Greeley Tribune: CAIR lawyer talks with fired Swift workers

Also see: Rocky Mountain NewsAttorney: Group has talked with Greeley plant for year about breaks for Muslims

A volunteer attorney with the Council on American-Islamic Relations said Wednesday CAIRhas been negotiating for a year with JBS Swift & Co. about break times for Muslim workers.

Rima Kapitan, with CAIR's Chicago office, on Wednesday met with Muslim workers recently fired by JBS Swift. She said CAIR is coordinating with an attorney retained by about 60 of the fired workers.

Kapitan said more talks are planned this week between CAIR and national officials with the United Food and Commercial Workers, the union that represents production workers at Swift.

"We've been in contact (with JBS Swift) since about a year ago and proposed a number of possible solutions, or adjustments, that would accommodate the workers and not impose undue burden on Swift, but these offers have been unsuccessful so far," Kapitan said.

Meanwhile, JBS Swift management on Wednesday agreed to temporarily change the timing of the second-shift lunch break at the company's Grand Island, Neb., plant. The move will give workers time to pray during the Muslim observance of Ramadan.

Workers previously took the 30-minute break in shifts. The change will force the entire line to break at once.

The news comes two days after about 300 Muslim workers walked off the job in Grand Island in protest of the prayer dispute.

In Greeley, Kapitan said some of the roughly 120 Muslim workers fired on Sept. 10 have starting looking elsewhere for work.

"A lot of them are demoralized," she said. "A lot of them moved from out of state to work here, and they're just asking for a few minutes a day to pray."

JBS Swift officials, meanwhile, have said they reached a compromise between Muslim and non-Muslim second-shift workers to move the "lunch" break to 8 p.m. during Ramadan. That break time, officials said, would allow prayer and end-of-fast time for the Muslims, who during Ramadan fast from sunrise to sunset, to a period shortly after sunset.

The Muslim workers dispute that such an agreement was reached. They said the company agreed to let them break around 7:20 p.m. and that they were told at the last minute that the break time wouldn't be until 8 p.m. That led to a walkout of about 300 workers around 7:30 p.m. on Sept. 5. All of the workers were suspended, but about 120 were fired on Sept. 10 because they hadn't returned to work by Sept. 9 as the company instructed.

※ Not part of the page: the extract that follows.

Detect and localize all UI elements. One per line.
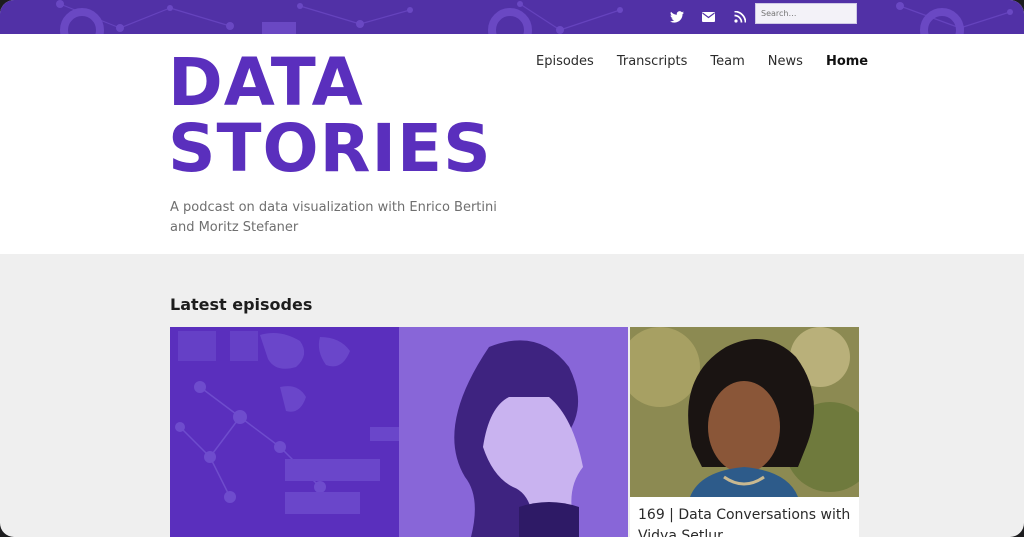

While CAIR has filed Equal Employment Opportunity Commission-related grievances against the Grand Island plant, Kapitan said, none to her knowledge have been filed in Greeley.

She said some of CAIR's suggestions for prayer breaks for Muslim workers, both during Ramadan and the remainder of the year, at the Greeley plant include:

-- A change of the 30-minute "lunch" break during the second shift to an earlier time, allowing Muslim workers to pray during these times. "I understand (JBS Swift) have negotiated contracts elsewhere in the country to accommodate Muslim workers," Kapitan said. "So we know it's possible."

-- Move Muslim workers to a morning shift, where the issue of prayer breaks is less problematic.

-- Allow workers a short break to pray, such as when they go on permitted restroom breaks.

Kapitan said CAIR has notified the attorney representing the Greeley workers that it's willing to help on behalf of the fired workers.

"We're here to defend an American ideal, and it's an American ideal that people from different faiths should be able to practice their faiths in this country," she said.

JBS Swift representatives were not immediately available for comment Wednesday.